L’ultima delle disposizioni denunciate (art. 2, comma 1, lettera a, numero 2) modifica l’art. 17, comma 2, del d.lgs. n. 241 del 1997, avente ad oggetto l’individuazione dei crediti e debiti per i quali si prevede da parte dei contribuenti il versamento unitario delle imposte, dei contributi dovuti all’INPS e delle altre somme a favore dello Stato, delle Regioni e degli enti previdenziali, con eventuale compensazione dei crediti dello stesso periodo nei confronti dei medesimi soggetti. Mentre il testo originario della lettera a di tale comma 2 prevedeva che il versamento unitario e la compensazione riguardassero i crediti e i debiti relativi alle imposte sui redditi e alle ritenute alla fonte riscosse mediante versamento diretto al concessionario dei servizi di riscossione, ai sensi dell’art. 3, primo comma, del d.P.R. n. 602 del 1973, il nuovo testo fa riferimento alle imposte sui redditi e alle ritenute alla fonte riscosse sia mediante versamento diretto al concessionario, sia mediante versamento diretto alle sezioni di tesoreria provinciale dello Stato, aggiungendosi però che per le ritenute di questa seconda categoria resta ferma la facoltà di eseguire il versamento presso la competente sezione di tesoreria provinciale dello Stato. La ricorrente lamenta che la disposizione impugnata non consenta di eseguire il versamento di quanto dovuto, e per quanto spettante, presso la cassa regionale, così diversificando illegittimamente la posizione della Regione rispetto a quella dello Stato.

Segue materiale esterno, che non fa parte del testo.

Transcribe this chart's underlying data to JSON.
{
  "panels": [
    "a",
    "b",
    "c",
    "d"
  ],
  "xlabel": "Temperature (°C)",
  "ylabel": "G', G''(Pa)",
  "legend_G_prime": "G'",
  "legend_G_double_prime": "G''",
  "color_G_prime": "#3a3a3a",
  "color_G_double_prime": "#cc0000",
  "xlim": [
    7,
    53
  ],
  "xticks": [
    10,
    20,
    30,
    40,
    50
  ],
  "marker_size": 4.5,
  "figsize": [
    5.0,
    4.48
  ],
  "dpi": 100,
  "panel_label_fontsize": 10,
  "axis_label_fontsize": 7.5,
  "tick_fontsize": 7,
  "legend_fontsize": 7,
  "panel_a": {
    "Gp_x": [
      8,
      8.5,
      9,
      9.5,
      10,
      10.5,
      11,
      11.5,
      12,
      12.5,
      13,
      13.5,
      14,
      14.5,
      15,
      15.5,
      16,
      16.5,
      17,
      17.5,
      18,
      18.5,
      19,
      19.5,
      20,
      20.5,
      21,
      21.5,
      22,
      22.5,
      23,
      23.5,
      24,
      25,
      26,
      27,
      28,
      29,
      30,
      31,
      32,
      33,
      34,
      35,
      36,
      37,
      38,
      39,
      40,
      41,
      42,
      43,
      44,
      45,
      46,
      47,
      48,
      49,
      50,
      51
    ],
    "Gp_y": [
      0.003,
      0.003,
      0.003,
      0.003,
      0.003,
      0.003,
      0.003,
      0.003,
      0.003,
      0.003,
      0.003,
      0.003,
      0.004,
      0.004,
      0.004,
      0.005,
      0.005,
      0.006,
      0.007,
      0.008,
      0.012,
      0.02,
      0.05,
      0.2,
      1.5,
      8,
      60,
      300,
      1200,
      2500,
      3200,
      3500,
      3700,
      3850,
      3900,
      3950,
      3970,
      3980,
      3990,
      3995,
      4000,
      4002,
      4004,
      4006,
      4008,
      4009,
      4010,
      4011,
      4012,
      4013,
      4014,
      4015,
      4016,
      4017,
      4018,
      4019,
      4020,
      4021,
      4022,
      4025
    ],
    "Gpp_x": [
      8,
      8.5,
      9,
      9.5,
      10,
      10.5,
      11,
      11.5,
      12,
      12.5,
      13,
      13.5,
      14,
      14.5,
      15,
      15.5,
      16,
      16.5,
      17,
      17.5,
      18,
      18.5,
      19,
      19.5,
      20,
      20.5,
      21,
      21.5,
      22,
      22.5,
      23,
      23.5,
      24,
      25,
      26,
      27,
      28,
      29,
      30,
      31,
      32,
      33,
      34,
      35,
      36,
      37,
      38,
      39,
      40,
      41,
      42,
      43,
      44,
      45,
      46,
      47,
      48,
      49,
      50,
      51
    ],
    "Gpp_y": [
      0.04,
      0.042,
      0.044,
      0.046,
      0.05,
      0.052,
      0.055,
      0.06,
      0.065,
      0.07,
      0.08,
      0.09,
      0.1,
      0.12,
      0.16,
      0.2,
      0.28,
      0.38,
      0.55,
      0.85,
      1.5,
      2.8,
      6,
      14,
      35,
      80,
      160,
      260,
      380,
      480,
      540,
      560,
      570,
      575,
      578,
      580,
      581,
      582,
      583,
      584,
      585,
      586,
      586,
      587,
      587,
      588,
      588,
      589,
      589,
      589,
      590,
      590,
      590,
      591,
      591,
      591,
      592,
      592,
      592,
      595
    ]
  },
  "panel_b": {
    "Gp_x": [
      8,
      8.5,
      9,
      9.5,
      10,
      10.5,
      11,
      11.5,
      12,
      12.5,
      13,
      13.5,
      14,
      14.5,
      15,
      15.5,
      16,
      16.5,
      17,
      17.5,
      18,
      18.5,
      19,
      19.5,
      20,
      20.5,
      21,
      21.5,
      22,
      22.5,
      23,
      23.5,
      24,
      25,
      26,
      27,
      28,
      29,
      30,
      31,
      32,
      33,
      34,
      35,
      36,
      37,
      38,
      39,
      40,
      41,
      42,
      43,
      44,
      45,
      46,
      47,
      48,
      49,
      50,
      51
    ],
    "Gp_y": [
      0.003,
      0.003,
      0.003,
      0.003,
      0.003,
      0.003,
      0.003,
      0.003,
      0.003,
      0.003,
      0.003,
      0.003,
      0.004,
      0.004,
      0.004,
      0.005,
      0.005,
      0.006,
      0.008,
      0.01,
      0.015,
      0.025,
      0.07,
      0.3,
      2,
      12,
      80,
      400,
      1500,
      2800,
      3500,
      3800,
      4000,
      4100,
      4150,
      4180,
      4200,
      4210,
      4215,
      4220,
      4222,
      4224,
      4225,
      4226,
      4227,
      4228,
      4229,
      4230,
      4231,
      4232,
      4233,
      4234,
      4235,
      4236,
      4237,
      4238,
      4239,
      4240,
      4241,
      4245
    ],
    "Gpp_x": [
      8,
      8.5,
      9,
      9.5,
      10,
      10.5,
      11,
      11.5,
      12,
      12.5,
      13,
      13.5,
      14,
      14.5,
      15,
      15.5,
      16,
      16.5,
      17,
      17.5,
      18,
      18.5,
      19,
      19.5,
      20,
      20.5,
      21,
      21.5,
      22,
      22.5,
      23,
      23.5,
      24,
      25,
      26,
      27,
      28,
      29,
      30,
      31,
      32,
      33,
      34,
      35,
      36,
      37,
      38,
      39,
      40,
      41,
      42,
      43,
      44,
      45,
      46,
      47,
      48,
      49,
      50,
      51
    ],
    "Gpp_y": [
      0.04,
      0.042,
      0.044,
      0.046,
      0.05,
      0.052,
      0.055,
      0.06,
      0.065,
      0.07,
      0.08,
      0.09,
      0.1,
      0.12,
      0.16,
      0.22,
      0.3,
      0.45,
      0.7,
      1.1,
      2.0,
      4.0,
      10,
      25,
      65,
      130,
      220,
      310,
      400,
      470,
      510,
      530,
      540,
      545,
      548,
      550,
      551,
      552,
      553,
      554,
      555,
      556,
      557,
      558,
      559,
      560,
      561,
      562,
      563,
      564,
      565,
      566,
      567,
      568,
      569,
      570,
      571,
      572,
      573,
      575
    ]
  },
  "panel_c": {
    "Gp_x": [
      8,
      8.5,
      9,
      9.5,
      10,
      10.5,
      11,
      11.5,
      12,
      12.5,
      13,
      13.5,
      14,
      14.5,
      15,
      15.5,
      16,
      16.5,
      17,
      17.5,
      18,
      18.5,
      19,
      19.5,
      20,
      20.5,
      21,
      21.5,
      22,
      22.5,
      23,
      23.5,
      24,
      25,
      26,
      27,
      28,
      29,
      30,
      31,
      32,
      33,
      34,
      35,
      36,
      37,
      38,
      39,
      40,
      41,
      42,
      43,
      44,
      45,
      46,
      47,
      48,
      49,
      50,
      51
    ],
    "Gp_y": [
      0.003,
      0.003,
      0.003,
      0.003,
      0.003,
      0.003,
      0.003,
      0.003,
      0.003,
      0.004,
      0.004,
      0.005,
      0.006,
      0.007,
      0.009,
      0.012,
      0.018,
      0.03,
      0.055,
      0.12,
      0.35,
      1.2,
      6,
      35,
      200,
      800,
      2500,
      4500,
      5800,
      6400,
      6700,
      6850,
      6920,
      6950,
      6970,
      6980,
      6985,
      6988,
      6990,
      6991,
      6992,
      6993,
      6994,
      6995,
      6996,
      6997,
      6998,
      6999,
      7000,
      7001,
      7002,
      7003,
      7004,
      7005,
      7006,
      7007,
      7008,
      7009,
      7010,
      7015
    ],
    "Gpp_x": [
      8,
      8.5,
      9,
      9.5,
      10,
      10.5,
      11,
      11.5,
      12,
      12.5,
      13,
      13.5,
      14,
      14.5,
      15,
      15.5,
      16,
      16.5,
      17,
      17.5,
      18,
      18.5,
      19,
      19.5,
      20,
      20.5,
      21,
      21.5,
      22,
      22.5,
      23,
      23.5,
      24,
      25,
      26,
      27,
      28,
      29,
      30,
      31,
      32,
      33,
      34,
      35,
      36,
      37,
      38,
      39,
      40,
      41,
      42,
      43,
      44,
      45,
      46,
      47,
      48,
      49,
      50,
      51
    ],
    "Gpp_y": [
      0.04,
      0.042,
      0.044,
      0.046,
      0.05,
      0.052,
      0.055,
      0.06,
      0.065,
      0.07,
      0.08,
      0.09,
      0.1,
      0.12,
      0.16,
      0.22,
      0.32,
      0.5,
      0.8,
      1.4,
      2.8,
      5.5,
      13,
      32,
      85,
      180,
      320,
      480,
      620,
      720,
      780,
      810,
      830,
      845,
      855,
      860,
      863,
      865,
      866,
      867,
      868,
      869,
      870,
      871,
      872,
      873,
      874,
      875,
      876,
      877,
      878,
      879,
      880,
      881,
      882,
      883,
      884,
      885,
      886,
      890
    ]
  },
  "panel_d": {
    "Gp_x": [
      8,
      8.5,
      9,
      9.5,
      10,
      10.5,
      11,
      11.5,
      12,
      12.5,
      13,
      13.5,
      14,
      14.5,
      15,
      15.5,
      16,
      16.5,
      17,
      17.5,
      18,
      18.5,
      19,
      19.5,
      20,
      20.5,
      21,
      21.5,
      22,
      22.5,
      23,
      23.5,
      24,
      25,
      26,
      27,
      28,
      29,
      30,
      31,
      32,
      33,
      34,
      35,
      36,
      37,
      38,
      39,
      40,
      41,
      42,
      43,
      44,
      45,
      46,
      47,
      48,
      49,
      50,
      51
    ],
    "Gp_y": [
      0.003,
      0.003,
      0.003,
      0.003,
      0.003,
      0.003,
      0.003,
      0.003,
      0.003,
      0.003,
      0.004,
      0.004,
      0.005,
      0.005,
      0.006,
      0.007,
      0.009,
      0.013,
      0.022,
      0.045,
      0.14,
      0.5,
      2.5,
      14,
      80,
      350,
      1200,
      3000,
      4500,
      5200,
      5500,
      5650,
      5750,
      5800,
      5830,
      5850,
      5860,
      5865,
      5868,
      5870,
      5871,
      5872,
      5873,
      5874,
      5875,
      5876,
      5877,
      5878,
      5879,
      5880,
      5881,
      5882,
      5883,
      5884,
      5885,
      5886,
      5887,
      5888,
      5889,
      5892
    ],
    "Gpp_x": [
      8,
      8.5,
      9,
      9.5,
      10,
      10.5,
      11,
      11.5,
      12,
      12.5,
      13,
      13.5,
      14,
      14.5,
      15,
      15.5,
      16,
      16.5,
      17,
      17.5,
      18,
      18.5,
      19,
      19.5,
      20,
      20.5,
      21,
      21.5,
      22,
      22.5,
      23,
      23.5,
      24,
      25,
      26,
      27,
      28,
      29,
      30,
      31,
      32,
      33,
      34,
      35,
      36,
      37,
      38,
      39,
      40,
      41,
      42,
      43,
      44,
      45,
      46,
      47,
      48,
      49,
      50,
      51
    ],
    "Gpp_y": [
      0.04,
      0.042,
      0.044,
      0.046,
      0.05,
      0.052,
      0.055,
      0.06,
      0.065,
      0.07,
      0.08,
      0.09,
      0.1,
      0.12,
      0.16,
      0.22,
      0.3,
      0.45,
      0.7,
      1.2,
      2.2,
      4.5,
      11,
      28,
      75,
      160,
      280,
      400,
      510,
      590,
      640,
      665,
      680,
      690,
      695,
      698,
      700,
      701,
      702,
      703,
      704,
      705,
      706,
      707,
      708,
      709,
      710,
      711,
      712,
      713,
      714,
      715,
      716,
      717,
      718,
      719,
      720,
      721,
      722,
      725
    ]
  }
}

Il ricorso conclude affermando che la Regione non lamenta alcuna lesione causata da una riforma di vasta portata, organica e generale, incidente sul sistema finanziario, quale può riconoscersi nelle disposizioni dei decreti legislativi n. 237 e n. 241 del 1997, bensì «lo squilibrio e la disparità di trattamento» che, a causa delle modifiche apportate, si determinerebbero fra Stato e Regione in ordine agli stessi tributi, in forza dell’unico elemento differenziante della loro percezione: con l’effetto di alterare le disponibilità di cassa della Regione, quanto meno sotto il profilo della ritardata acquisizione delle relative spettanze rispetto ai più brevi termini disposti per il versamento alle competenti sezioni di tesoreria provinciale dello Stato. Ciò lederebbe altresì il principio di eguaglianza, che varrebbe anche nei confronti «degli oggetti, dei fatti, delle situazioni e degli istituti giuridici», e il canone di ragionevolezza, che verrebbe in rilievo anche a proposito della necessità di bilanciamento e di valutazione della legittimità costituzionale di atti e comportamenti, in particolare per quanto riguarda i principi desumibili dagli artt. 116 e 119 della Costituzione in ordine al riparto delle competenze tra Stato e Regioni ad autonomia differenziata e ai rapporti tra potere centrale e poteri locali. Sarebbero infatti vietate discriminazioni atte ad incidere negativamente sulle relative spettanze o comportanti una «reformatio in pejus» di attribuzioni e situazioni consolidate.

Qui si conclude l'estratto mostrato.